Our counter-argument will have to begin with the increasingly apparent point that the global economy will be devastated by doing nothing. The Stern Review released in 2006 by Sir Nicholas Stern, former Chief Economist of the World Bank, estimated that the cost of extreme weather events could reach 0.5-1% of GDP by the middle of the century. An increase in temperature of 2 to 3 degree Celsius could reduce global production by 3%.
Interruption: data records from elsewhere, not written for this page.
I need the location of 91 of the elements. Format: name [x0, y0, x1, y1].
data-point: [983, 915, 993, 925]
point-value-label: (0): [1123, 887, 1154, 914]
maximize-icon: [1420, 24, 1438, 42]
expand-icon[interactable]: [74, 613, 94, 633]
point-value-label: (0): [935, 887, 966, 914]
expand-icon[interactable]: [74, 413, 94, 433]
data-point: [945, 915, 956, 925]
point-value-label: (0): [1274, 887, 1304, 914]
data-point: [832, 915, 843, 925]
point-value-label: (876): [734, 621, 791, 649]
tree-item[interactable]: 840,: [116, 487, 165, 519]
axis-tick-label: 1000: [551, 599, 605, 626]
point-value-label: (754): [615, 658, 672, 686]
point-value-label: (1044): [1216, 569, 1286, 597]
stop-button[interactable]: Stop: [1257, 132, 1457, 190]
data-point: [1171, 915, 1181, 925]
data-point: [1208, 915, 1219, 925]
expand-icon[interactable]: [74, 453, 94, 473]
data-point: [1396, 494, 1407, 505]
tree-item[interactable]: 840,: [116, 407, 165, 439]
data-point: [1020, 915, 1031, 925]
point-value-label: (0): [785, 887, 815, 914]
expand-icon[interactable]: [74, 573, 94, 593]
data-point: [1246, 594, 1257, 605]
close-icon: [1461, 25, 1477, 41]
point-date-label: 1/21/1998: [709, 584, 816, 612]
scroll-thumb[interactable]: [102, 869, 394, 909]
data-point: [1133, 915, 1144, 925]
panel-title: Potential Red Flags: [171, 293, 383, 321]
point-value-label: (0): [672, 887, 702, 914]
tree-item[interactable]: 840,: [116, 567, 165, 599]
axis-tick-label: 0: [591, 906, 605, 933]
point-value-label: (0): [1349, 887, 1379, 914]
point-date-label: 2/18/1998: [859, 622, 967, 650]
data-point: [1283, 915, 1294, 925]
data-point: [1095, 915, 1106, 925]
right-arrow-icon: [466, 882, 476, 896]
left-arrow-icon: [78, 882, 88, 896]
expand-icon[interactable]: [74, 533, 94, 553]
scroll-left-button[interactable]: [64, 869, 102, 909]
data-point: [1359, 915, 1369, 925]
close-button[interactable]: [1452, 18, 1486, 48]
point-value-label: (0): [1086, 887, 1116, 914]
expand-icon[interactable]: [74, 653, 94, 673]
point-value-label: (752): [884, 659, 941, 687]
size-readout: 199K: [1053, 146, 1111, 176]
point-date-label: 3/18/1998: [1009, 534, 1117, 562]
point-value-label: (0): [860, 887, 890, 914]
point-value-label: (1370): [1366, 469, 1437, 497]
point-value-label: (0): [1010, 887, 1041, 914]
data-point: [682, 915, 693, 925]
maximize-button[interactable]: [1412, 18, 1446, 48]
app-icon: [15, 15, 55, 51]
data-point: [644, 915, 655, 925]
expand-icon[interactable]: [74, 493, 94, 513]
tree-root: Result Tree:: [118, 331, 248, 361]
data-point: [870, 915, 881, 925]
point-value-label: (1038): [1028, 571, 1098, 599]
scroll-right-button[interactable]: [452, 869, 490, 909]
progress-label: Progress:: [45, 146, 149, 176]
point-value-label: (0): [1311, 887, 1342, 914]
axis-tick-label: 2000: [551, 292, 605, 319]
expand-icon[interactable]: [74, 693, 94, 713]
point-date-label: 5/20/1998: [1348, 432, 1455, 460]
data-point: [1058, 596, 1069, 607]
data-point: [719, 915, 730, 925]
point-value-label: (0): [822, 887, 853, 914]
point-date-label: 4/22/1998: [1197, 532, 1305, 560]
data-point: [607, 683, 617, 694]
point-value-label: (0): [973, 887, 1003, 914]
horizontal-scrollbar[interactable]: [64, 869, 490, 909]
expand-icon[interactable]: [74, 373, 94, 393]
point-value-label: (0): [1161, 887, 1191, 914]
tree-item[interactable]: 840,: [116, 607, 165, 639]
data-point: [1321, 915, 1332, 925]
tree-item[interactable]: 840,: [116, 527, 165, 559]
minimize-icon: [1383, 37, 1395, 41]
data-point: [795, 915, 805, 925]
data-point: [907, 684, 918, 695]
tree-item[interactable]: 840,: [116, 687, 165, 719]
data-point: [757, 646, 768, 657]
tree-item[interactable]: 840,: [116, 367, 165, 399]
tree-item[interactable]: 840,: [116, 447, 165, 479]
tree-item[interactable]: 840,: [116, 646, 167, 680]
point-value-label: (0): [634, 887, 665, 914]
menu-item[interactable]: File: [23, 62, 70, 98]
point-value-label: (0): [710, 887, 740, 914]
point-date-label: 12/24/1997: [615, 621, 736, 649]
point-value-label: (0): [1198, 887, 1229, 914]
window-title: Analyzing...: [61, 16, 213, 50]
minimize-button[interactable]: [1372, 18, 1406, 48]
But it won't be enough to summarize the escalating depredations of the devil we are coming increasingly to know. We'll need to show convincing evidence that green jobs hold enormous promise for significant employment domestically and globally; and that this promise will be unfulfilled if we do not make a decisive shift to a clean energy economy.

Employment Opportunity

In the United States, green-collar jobs offer new opportunity for low-income and working-class people who have been at the short end of persistent and increasing inequality in this country. Despite significant boosts in worker productivity over recent decades, median wages remain stagnant. The decline in manufacturing jobs over the last decade gathered steam with an 18% national job loss after the 2001 recession, plummeting with particularly devastating consequences in the industrial heartland, which bore up to a third of the national job loss recorded between 2000 and 2005. Nationally, median family income has not recovered to the pre-recession levels of 2000, and job insecurity threatens workers at all levels. This trend toward greater inequality, wage stagnation, job loss and insecurity stems from many factors, not least economic and trade policies that have encouraged offshoring, real and threatened, and wage triage on a global scale.

The new energy economy will not solve all of the problems of economic inequality, environmental degradation, and energy insecurity. But it can contribute mightily to a resurgence of the American middle class and a sustainable environmental ethos. By expanding existing industries and creating new ones, the emerging green sector can retain and create significant numbers of domestic jobs.

What are these green-collar jobs? We define the core of this sector as family-supporting, middle-skill jobs, most of them in the primary sectors of a clean energy economy -- efficiency, renewables, and alternative transportation and fuels. There are many ways to count them, none perfect. One respected source, using a broad set of parameters, estimates that the renewable and efficiency sectors may account for as many as 1 in 4 jobs by 2030. (This projection includes both the full range of jobs in these industries -- from accountants to mechanics -- and those created indirectly by them.) Whatever the relative merits of such approximations, even the most modest modeling indicates that the green economy holds much promise for urban and rural revitalization.